Dealing with tax debt
The Family Court holds that parties to a marriage (or defacto relationship) should share in the good economic times as well as the bad that occur in their relationship, even if the losses have been caused by the actions of one party.
Only where there are ‘good and substantial reasons’ should there be a departure from this general principle and in those cases the greater share of the loss will be retained by the party who incurred the loss. The court recently considered whether the husband’s unpaid (ATO) debt and penalties should be included in the pool of property to be divided between the parties.

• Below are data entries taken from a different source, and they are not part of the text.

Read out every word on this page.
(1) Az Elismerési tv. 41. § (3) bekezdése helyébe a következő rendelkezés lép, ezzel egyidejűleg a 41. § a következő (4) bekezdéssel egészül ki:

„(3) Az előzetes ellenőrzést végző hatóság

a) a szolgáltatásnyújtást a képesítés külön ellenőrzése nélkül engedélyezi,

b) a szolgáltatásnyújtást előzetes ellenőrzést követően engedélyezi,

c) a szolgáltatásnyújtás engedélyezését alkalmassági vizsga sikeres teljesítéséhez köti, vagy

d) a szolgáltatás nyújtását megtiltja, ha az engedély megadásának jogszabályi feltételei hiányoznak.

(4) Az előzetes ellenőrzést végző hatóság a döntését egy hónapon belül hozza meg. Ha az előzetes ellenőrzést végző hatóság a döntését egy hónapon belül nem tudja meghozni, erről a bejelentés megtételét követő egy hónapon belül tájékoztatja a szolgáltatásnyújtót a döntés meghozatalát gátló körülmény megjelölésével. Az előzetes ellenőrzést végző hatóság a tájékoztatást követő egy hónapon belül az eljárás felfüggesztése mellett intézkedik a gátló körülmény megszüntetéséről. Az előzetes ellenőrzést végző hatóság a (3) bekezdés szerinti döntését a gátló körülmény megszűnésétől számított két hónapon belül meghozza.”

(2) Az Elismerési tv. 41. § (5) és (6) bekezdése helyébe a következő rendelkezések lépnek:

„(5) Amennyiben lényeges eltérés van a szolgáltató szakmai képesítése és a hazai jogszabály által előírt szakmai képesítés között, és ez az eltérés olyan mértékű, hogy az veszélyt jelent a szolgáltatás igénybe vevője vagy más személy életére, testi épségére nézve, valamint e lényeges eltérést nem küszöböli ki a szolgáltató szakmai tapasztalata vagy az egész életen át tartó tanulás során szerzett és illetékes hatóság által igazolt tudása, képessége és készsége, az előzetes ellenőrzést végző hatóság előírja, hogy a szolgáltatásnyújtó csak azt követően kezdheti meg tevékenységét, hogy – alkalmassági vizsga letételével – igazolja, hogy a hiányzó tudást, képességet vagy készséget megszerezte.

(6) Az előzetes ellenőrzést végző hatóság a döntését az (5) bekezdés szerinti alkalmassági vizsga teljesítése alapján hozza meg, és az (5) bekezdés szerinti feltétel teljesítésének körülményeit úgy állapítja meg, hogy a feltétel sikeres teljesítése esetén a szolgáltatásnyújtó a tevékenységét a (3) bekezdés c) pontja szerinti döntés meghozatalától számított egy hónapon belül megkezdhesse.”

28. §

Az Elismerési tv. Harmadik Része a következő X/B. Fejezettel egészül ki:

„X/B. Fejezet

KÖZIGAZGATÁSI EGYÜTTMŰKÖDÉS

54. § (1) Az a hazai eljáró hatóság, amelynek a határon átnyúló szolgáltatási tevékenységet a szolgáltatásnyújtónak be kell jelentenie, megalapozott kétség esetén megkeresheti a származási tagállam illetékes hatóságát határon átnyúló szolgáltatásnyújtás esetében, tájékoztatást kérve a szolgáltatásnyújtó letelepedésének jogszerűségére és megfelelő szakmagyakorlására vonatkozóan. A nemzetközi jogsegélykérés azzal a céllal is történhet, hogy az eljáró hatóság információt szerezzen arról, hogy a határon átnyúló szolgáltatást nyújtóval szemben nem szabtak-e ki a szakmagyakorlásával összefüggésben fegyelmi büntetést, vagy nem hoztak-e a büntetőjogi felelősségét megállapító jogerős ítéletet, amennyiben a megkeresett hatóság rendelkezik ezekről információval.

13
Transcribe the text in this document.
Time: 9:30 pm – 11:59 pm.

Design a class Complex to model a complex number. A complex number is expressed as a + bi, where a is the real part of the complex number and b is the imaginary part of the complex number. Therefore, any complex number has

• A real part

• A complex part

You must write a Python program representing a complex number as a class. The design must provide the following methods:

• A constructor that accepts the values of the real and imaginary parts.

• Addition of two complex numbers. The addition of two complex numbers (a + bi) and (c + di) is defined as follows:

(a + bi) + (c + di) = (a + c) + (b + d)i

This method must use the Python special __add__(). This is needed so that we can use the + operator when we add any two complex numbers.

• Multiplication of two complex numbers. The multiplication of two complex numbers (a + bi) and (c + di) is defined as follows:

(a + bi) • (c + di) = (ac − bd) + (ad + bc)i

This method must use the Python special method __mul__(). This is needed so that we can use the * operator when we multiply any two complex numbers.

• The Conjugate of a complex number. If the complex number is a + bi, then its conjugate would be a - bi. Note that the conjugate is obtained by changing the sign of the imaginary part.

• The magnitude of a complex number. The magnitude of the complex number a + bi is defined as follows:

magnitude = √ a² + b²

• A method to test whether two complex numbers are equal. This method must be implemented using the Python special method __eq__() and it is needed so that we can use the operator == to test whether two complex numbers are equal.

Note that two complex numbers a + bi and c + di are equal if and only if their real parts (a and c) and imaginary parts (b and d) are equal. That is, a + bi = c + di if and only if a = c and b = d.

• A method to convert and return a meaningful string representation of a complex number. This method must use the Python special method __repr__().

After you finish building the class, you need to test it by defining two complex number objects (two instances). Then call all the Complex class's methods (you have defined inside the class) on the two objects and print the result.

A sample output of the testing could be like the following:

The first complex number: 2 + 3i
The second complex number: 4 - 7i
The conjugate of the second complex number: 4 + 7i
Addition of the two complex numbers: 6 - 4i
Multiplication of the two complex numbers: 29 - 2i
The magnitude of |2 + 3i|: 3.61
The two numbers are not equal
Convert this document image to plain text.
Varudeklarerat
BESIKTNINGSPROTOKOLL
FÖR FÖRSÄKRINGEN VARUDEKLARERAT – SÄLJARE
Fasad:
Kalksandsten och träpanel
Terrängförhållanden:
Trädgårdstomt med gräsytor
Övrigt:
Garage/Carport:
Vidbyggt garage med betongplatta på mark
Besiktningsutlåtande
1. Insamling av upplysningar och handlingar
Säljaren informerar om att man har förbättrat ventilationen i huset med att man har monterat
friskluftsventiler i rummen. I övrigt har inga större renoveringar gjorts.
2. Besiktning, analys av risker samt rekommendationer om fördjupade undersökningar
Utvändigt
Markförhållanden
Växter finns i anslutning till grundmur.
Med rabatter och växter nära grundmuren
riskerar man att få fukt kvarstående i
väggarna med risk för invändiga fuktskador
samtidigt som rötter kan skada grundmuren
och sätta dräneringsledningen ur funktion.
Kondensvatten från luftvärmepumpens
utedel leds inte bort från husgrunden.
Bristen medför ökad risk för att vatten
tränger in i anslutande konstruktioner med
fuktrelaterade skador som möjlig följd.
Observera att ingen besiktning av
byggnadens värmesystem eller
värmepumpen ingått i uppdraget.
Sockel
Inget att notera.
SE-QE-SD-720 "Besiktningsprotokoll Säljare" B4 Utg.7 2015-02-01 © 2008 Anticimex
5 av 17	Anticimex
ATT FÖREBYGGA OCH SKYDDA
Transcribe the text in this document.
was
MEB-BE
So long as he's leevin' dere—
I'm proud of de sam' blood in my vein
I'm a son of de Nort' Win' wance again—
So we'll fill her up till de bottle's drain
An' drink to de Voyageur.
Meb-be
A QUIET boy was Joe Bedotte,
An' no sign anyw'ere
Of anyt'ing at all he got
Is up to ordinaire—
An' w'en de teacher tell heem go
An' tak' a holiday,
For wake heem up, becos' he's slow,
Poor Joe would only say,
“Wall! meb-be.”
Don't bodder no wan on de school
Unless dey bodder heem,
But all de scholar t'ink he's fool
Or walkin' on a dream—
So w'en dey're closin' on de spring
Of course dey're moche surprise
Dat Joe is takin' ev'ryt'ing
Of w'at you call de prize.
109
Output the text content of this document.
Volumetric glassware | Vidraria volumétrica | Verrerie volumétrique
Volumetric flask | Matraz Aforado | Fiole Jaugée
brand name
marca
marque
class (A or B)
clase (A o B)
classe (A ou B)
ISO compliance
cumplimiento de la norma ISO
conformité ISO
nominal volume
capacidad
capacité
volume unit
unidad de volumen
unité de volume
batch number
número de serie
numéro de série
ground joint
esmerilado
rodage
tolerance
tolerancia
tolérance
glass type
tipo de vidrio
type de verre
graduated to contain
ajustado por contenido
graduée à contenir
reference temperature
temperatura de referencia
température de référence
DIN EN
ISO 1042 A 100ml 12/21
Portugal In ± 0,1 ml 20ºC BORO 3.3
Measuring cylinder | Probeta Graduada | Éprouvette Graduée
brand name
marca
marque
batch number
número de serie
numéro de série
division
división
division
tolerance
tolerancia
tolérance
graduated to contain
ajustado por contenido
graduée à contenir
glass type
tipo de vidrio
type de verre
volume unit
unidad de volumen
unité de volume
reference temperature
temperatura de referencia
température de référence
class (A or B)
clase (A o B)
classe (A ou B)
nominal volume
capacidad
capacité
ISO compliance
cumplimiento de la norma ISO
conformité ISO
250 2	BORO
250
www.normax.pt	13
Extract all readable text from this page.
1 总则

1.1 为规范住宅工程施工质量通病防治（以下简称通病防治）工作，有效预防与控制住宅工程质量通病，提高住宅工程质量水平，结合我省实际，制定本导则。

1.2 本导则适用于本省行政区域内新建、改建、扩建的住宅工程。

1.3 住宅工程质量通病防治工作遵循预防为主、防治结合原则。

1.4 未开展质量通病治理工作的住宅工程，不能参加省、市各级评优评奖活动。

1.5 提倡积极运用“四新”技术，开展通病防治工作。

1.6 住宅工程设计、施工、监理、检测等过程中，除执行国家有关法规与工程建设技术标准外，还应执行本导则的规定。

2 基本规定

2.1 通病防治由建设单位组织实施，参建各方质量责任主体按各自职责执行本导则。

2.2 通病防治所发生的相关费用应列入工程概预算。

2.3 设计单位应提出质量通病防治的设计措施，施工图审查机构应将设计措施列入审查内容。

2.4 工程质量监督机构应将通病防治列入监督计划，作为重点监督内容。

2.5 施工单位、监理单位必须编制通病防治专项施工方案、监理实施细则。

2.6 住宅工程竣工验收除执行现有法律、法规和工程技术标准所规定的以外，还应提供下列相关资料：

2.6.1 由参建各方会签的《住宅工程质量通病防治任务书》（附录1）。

Following the sudden death of his father, the husband developed a significant gambling problem. The wife was unaware of the husband’s gambling and by the time the husband agreed to cease all gambling he had a significant ATO debt. The parties then secured an overdraft of $50,000.00 to discharge the husband’s unpaid tax liabilities. The husband continued to struggle with his finances and accumulated over $170,000 in unpaid taxation, interest and penalties.
The husband was found to be suffering severe depression and a post-traumatic stress disorder (PTSD).
The court concluded that despite suffering PTSD, the husband’s psychological functioning was not so compromised that he was unable to manage his financial affairs. The husband was found by the court to be “negligent or recklessly indifferent” towards his taxation responsibilities and he alone should bear the penalties and interest to the ATO.
Accordingly, the court found that it would be unjust to include the ATO debt as a joint matrimonial debt and the husband should bear the greater responsibility. The ATO debt was treated separately from the remainder of the pool of property.
It was ordered that the parties should take half of the unpaid tax as a joint matrimonial debt and the husband be solely responsible for the remaining 50% and penalties.